Davis is not a perimeter player. Instead, he may find himself as an agile guard that can dominate games from beyond the arc. Davis is a low post nightmare that eschews contact. In the post, Davis, the perpetual mismatch is a walking bucket. He is a big man that can handle the ball. His midrange shot is pure, and when he cares to clamp whomever, he defends, he erases that player from the gameplan. Davis has the elite talent and tools to be the game's marquee player, but what will it take for him to take that next step? What must occur for Davis to dominate every time you step on the court? The collective basketball world waits for him to assume the mantle as the face of the league.

But despite his talent and prowess, head coach Frank Vogel continuously plays Davis on the perimeter. Yes, the game has become a nightly barrage of chucking up three-point attempts. However, last year's NBA Finals showcased two teams that specialized at knocking down midrange shots. And although Los Angeles is third in the league at midrange attempts, the Lakers struggle at putting the ball through the net.

The only salve Los Angeles has in their immediate future is the return of LeBron James.

The Bulls have a formidable 1-2 punch in DeMar DeRozan and Zach Lavine. They also have a tremendous starting back court when you add Lonzo Ball to the mix.

The Lakers are not without their own dynamic duo. Russell Westbrook and Davis should be enough to compete on a nightly basis. Westbrook has an MVP, is a stat-stuffing monster, and has a maniacal motor. Panelists selected both Westbrook and Davis as two of the 75 NBA's greatest players. Yet somehow, their styles of play at times do not mesh.

Westbrook is a turnover monster. He is the league leader with 80 and touts a paltry 1.6 assist-to-turnover ratio.

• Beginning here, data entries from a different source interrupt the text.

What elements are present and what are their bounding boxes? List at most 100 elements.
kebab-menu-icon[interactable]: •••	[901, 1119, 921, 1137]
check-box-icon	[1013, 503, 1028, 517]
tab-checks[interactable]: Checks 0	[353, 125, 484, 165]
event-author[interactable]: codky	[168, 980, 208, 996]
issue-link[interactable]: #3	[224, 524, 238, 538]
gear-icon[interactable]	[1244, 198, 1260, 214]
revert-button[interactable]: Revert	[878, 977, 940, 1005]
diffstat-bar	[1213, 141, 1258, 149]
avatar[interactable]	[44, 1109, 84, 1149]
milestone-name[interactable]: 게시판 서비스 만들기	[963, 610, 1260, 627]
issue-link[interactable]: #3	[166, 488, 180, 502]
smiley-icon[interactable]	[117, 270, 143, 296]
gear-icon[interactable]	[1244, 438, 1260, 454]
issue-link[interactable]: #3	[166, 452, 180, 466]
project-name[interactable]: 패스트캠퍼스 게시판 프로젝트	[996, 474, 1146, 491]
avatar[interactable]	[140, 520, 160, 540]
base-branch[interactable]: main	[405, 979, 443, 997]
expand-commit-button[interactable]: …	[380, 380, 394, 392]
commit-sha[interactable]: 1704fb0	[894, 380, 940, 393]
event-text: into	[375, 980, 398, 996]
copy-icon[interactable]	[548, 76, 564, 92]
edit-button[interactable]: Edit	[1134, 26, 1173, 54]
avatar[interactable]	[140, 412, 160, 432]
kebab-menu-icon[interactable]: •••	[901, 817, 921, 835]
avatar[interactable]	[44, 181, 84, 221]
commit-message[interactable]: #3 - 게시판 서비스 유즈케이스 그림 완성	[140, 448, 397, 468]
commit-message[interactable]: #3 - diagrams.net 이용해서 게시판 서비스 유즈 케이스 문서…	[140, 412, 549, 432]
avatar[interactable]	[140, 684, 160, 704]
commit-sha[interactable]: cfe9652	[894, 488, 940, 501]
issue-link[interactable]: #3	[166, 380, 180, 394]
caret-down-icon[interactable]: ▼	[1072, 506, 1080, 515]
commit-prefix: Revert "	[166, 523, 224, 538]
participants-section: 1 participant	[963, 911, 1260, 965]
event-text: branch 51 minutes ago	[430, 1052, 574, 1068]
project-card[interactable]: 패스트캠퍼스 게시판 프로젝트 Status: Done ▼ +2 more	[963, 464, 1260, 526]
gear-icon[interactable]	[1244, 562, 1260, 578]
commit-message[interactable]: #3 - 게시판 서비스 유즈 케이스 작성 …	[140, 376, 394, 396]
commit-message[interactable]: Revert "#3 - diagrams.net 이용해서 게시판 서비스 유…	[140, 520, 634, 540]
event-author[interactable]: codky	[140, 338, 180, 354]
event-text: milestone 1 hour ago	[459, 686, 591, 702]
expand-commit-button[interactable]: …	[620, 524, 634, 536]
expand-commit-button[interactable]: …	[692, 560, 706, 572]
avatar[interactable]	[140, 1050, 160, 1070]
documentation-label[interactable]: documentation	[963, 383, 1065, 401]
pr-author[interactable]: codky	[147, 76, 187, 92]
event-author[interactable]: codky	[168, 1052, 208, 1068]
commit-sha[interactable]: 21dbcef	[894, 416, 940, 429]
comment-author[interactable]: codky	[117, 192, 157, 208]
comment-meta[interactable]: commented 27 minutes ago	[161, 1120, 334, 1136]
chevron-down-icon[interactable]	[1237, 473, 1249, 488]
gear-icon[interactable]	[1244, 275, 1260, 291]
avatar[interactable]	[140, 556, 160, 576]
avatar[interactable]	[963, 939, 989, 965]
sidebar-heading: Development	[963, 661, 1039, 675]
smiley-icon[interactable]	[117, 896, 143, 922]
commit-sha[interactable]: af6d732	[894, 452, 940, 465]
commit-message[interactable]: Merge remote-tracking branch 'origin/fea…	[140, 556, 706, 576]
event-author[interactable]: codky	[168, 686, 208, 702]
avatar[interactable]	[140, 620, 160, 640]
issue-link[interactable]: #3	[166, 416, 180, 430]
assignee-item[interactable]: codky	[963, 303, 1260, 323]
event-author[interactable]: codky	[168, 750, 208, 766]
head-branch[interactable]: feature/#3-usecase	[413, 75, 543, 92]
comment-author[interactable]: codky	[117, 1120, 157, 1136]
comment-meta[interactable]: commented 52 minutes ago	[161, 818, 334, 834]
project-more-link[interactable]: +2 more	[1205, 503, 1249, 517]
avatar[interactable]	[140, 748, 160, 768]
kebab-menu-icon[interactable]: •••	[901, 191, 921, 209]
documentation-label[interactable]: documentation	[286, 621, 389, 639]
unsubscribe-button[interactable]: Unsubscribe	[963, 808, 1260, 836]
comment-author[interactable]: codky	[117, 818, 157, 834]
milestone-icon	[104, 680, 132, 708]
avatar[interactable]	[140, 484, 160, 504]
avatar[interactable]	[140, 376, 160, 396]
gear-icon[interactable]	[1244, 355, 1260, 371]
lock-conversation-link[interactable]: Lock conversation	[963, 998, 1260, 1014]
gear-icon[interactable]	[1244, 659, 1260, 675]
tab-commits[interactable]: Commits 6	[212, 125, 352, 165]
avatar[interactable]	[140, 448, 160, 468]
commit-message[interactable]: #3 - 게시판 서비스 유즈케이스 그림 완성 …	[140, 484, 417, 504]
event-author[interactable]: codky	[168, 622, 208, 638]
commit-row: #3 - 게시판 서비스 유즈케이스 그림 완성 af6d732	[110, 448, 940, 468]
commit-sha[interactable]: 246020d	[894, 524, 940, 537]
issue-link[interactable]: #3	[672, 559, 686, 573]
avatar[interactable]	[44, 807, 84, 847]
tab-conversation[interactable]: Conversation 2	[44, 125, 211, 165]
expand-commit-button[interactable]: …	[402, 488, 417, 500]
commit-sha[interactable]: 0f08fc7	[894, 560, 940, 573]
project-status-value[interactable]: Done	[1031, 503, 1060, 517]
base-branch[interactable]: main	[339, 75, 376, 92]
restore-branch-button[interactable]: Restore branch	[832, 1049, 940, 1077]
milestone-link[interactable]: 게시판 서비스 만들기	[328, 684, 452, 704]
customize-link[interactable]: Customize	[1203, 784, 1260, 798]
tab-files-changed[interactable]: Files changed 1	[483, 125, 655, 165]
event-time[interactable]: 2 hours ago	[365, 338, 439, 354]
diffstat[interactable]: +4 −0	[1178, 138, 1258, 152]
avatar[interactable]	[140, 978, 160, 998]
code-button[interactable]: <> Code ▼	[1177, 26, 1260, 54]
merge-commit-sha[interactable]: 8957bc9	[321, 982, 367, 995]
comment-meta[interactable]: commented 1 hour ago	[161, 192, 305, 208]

In the era of advanced analytics, Westbrook has a plus/minus of -2.6, and Davis' plus/minus is +2.6. So, Los Angeles' starting point guard makes the Lakers worse with him on the floor.

In 2017, the Lakers drafted a point guard second overall whose skillset is beginning to come into full bloom. Unfortunately, Lonzo Ball, whose court vision, IQ, and defense make him a desired conductor, torched the Lakers. Ball went seven of 10 from three and finished the night with 27 points, eight assists, and seven rebounds and outplayed Westbrook. Los Angeles could have attempted to recruit Ball back home but opted to go with Westbrook.

What makes things worse after the loss to the Bulls is that Los Angeles could have opted to go with DeRozan, another Angelino that grew up hooping throughout the city and has a plus/minus of +3.9. His game fits perfectly for any team. DeRozan can create without the turnovers. He is an efficient midrange scorer. As a Kobe Bryant disciple, he relished the opportunity to play under the pressure of winning in Los Angeles. James recruited DeRozan over the summer, and when the Compton kid thought he would be heading to Los Angeles, news broke of the Westbrook trade.

Jevone Moore

Even with Davis and Westbrook not leading the team to wins without James, coach Vogel is equally culpable. Vogel's rotations have been horrid, and the defense, his specialty, has been shoddy. Yet, despite the defensive woes, Los Angeles is tied in the tenth spot in team defense.

Los Angeles' primary issue is starting hot after the half. And against the Bulls, the Lakers were outscored 37-25 after the break. Vogel's squad has repeatedly looked unmotivated and listless after the half. The return of James will help the team reset and find focus.